Like other major tech companies, Meta has made substantial investments in data centers to take advantage of the growth in generative AI. However, unlike cloud service providers, Meta does not expect an immediate return on these investments, leading to increased scrutiny from investors regarding its spending.
During a conference call with analysts, Meta CEO Mark Zuckerberg acknowledged that more infrastructure spending might not be what investors want to hear in the short term. Nonetheless, he emphasized the company’s commitment to continued investment, citing the significant opportunities in the field.
Zuckerberg also revealed that Meta AI, a generative AI chatbot assistant, has surpassed 500 million monthly active users. This marks a significant increase from the 400 million users reported in September.
Although Meta managed to keep costs in check during the third quarter, with total expenses of $23.2 billion and capital expenditure of $9.2 billion, it anticipates a significant acceleration in infrastructure expense growth next year. This is due to higher growth in depreciation and operating expenses related to its expanded infrastructure fleet.
Investors have been cautious about Meta’s spending in recent months, with the company’s shares taking a hit in April after disclosing a higher-than-expected expense forecast. However, Meta has made strides in recovering its stock-market value by focusing on AI investments, reducing its workforce, and issuing its first dividend earlier this year.
The company’s shares have seen a significant increase from their lowest point, up around 500%, and have risen by approximately 67% so far this year.
Meta’s earnings report follows positive results from other digital advertising giants like Alphabet and Snap, both of which beat third-quarter revenue estimates. These companies attributed their success in part to the growing sales of AI-assisted ads.
In the third quarter, Meta reported a profit of $6.03 per share, surpassing analysts’ estimates of $5.25 per share. Revenue for the quarter reached $40.59 billion, slightly exceeding analysts’ expectations of $40.29 billion.
Looking ahead, Meta forecasted fourth-quarter revenue between $45 billion and $48 billion, compared to analysts’ estimates of $46.31 billion. Analysts believe that higher marketing spend during the holiday season could provide a significant boost to Meta’s advertising revenue.
Meta’s family daily active people (DAP) metric, which tracks unique users across its apps in a day, grew by 5% in the third quarter to 3.29 billion. This follows a 7% increase in the preceding June quarter, reaching 3.27 billion.

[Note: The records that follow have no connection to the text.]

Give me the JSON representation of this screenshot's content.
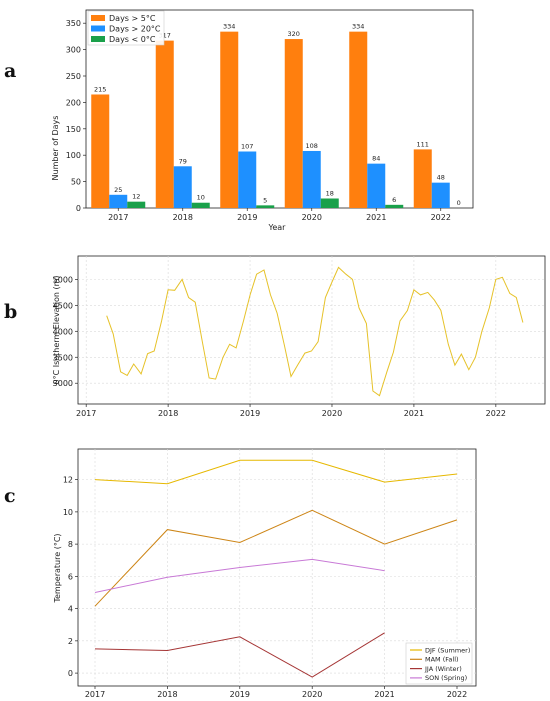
{
  "panels": {
    "a": "a",
    "b": "b",
    "c": "c"
  },
  "chart_data": [
    {
      "type": "bar",
      "categories": [
        "2017",
        "2018",
        "2019",
        "2020",
        "2021",
        "2022"
      ],
      "series": [
        {
          "name": "Days > 5°C",
          "color": "#ff7f0e",
          "values": [
            215,
            317,
            334,
            320,
            334,
            111
          ]
        },
        {
          "name": "Days > 20°C",
          "color": "#1e90ff",
          "values": [
            25,
            79,
            107,
            108,
            84,
            48
          ]
        },
        {
          "name": "Days < 0°C",
          "color": "#1aa04a",
          "values": [
            12,
            10,
            5,
            18,
            6,
            0
          ]
        }
      ],
      "xlabel": "Year",
      "ylabel": "Number of Days",
      "ylim": [
        0,
        375
      ],
      "yticks": [
        0,
        50,
        100,
        150,
        200,
        250,
        300,
        350
      ],
      "legend": "top-left",
      "grid": false
    },
    {
      "type": "line",
      "series": [
        {
          "name": "",
          "color": "#e6c229",
          "x": [
            2017.25,
            2017.33,
            2017.42,
            2017.5,
            2017.58,
            2017.67,
            2017.75,
            2017.83,
            2017.92,
            2018.0,
            2018.08,
            2018.17,
            2018.25,
            2018.33,
            2018.42,
            2018.5,
            2018.58,
            2018.67,
            2018.75,
            2018.83,
            2018.92,
            2019.0,
            2019.08,
            2019.17,
            2019.25,
            2019.33,
            2019.42,
            2019.5,
            2019.58,
            2019.67,
            2019.75,
            2019.83,
            2019.92,
            2020.0,
            2020.08,
            2020.17,
            2020.25,
            2020.33,
            2020.42,
            2020.5,
            2020.58,
            2020.67,
            2020.75,
            2020.83,
            2020.92,
            2021.0,
            2021.08,
            2021.17,
            2021.25,
            2021.33,
            2021.42,
            2021.5,
            2021.58,
            2021.67,
            2021.75,
            2021.83,
            2021.92,
            2022.0,
            2022.08,
            2022.17,
            2022.25,
            2022.33
          ],
          "y": [
            4300,
            3950,
            3220,
            3150,
            3370,
            3180,
            3570,
            3620,
            4200,
            4800,
            4790,
            5000,
            4650,
            4560,
            3780,
            3100,
            3080,
            3500,
            3750,
            3680,
            4200,
            4700,
            5100,
            5180,
            4700,
            4350,
            3720,
            3130,
            3350,
            3580,
            3620,
            3800,
            4650,
            4950,
            5230,
            5100,
            5000,
            4450,
            4150,
            2850,
            2760,
            3220,
            3600,
            4200,
            4400,
            4800,
            4700,
            4750,
            4600,
            4400,
            3750,
            3350,
            3560,
            3260,
            3500,
            4000,
            4450,
            5000,
            5040,
            4730,
            4650,
            4170
          ]
        }
      ],
      "xlabel": "",
      "ylabel": "0°C Isotherm Elevation (m)",
      "xlim": [
        2016.9,
        2022.6
      ],
      "ylim": [
        2600,
        5450
      ],
      "xticks": [
        "2017",
        "2018",
        "2019",
        "2020",
        "2021",
        "2022"
      ],
      "yticks": [
        3000,
        3500,
        4000,
        4500,
        5000
      ],
      "grid": true
    },
    {
      "type": "line",
      "categories": [
        "2017",
        "2018",
        "2019",
        "2020",
        "2021",
        "2022"
      ],
      "series": [
        {
          "name": "DJF (Summer)",
          "color": "#e6b800",
          "values": [
            12.0,
            11.75,
            13.2,
            13.2,
            11.85,
            12.35
          ]
        },
        {
          "name": "MAM (Fall)",
          "color": "#cd8516",
          "values": [
            4.15,
            8.9,
            8.1,
            10.1,
            8.0,
            9.5
          ]
        },
        {
          "name": "JJA (Winter)",
          "color": "#a53535",
          "values": [
            1.5,
            1.4,
            2.25,
            -0.25,
            2.5,
            null
          ]
        },
        {
          "name": "SON (Spring)",
          "color": "#c879d6",
          "values": [
            5.0,
            5.95,
            6.55,
            7.05,
            6.35,
            null
          ]
        }
      ],
      "legend_labels": [
        "DJF (Summer)",
        "MAM (Fall)",
        "JJA (Winter)",
        "SON (Spring)"
      ],
      "xlabel": "",
      "ylabel": "Temperature (°C)",
      "ylim": [
        -0.8,
        13.9
      ],
      "yticks": [
        0,
        2,
        4,
        6,
        8,
        10,
        12
      ],
      "legend": "bottom-right",
      "grid": true
    }
  ]
}
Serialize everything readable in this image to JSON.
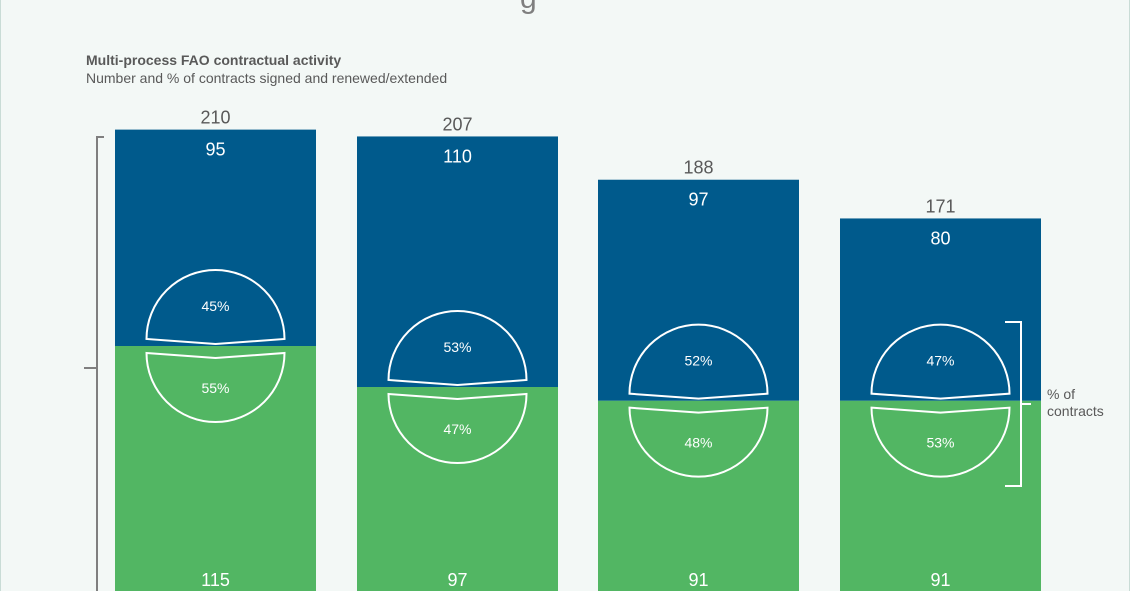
{
  "page": {
    "cut_glyph": "g"
  },
  "chart_data": {
    "type": "bar",
    "title": "Multi-process FAO contractual activity",
    "subtitle": "Number and % of contracts signed and renewed/extended",
    "stacked": true,
    "categories": [
      "",
      "",
      "",
      ""
    ],
    "totals": [
      210,
      207,
      188,
      171
    ],
    "series": [
      {
        "key": "signed",
        "color": "#005a8c",
        "values": [
          95,
          110,
          97,
          80
        ],
        "percentages": [
          "45%",
          "53%",
          "52%",
          "47%"
        ]
      },
      {
        "key": "renewed",
        "color": "#52b663",
        "values": [
          115,
          97,
          91,
          91
        ],
        "percentages": [
          "55%",
          "47%",
          "48%",
          "53%"
        ]
      }
    ],
    "annotation": [
      "% of",
      "contracts"
    ],
    "ylim": [
      0,
      210
    ],
    "grid": false,
    "legend": "none"
  }
}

Despite slowing user growth, Meta is well-positioned to increase revenue per user through its AI tools, which can deliver more personalized content to users based on their interests.
In the third quarter, Meta’s Reality Labs division, responsible for products like the Quest virtual reality headsets and smart glasses in collaboration with Ray-Ban, reported a loss of $4.4 billion, narrower than analyst estimates of a $4.7 billion loss. Executives expressed excitement about the progress and consumer interest in smart glasses, particularly looking ahead to potential investments in Reality Labs for 2025.